Beberapa akun aktiva yang potensial dilaporkan overvalued adalah piutang usaha, inventori, investasi (yang diklasifikasikan dalam trading, held to maturity, atau available for sale). Akun kewajiban yang dicatat undervalued di antaranya adalah accrued expense payable, utang usaha, utang pajak, dan contingent liability.

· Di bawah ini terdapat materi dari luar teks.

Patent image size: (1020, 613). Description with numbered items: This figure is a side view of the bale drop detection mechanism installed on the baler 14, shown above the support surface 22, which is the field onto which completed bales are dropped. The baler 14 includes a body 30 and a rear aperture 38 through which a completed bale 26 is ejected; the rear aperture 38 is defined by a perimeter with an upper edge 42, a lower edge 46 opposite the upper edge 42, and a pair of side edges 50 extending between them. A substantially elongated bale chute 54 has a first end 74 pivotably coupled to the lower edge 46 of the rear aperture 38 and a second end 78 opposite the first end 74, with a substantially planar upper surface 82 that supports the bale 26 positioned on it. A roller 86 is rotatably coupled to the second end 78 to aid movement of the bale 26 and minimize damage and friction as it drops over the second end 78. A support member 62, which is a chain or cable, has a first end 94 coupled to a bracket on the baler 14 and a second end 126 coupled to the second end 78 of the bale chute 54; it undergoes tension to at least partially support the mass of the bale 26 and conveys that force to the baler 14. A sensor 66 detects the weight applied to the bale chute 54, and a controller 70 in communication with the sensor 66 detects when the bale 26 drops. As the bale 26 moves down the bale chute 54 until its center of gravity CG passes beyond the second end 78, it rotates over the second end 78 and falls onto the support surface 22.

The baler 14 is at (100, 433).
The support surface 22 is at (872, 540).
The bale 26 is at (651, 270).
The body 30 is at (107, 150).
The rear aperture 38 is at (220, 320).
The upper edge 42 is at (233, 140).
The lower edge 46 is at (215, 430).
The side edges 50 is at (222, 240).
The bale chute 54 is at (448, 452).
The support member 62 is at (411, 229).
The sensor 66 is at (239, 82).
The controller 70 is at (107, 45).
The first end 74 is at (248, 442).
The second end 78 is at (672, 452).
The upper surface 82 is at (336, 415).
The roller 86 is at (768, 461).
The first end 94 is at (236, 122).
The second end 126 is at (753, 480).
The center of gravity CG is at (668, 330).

Untuk mendeteksi adanya misreported asset & liability, perhatikan tabel berikut:
Cara Mendeteksi Misreported Asset & Liability
1. Tandingkan prosentase perubahan piutang usaha dengan perubahan penghasilan untuk 4-6 triwulan terakhir
2. Pastikan bahwa pembentukan cadangan piutang tak tertagih cukup untuk menutup risiko inkolektibilitas
3. Cermati apakah persediaan yang overvalued tersebut disebabkan persediaan fiktif
4. Cermati apakah kasus overvalued inventory pernah terjadi sebelumnya
5. Cermati penurunan nilai pasar surat berharga yang held to maturity
6. Cermati trend yang terjadi untuk accrued expense payable
7. Hitung umur utang untuk 4-6 bulan terakhir
8. Review total utang pajak yang tercatat di neraca dengan beban pajak yang dicatat di laba rugi
9. Cermati kewajiban kontinjensi yang tidak dicatat di neraca
Getting Creative with the Income Statement
Permainan angka-angka di laporan laba rugi terjadi pada cara mempercepat atau memperlambat pengakuan pendapatan dan biaya. Dalam hal ini laba diatur untuk beberapa periode pelaporan.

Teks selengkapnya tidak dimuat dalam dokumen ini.